Poster
in
Workshop: Statistical Frontiers in LLMs and Foundation Models
MisMo: More is More in Alignment
Benjamin Feuer · Micah Goldblum · Teresa Datta · Raz Besaleli · Samuel Dooley · Max Cembalest · John Dickerson
Keywords: [ llms ] [ alignment ] [ bias ] [ benchmark ]
Since the release of ChatGPT in November 2022, there has been an explosion of interest in post-training, and an avalanche of new methods have been introduced. In this work, we attempt to answer the simple question -- does progress on alignment with human values translate to other, more concrete metrics?
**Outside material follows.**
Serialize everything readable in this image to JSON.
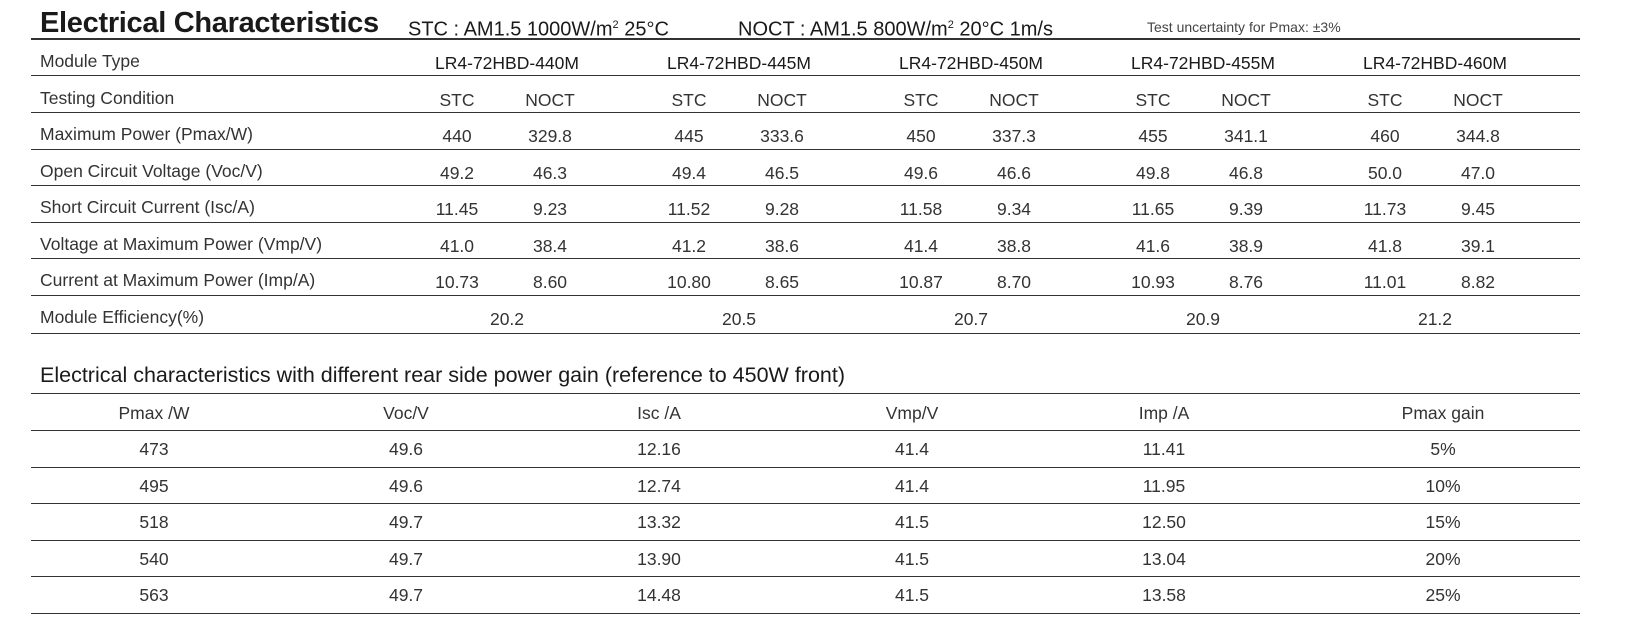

While the foundational works in the area, which predate ChatGPT, included extensive evaluations, more recent works often evaluate exclusively on LLM-judge benchmarks such as MT-Bench, Alpaca Eval and Arena-Hard-Auto. In this paper, we provide new evidence that LLM judges have powerful implicit biases, prioritizing style over factuality and safety. In order to better gauge progress on the alignment problem, we introduce MisMo-Bench, a new meta-benchmark, and conduct the largest meta-analysis of post-training methods to date, and show that the SFT stage of post-training has a far greater impact on metrics than preference optimization, with data scaling and prompt diversity as the driving factors.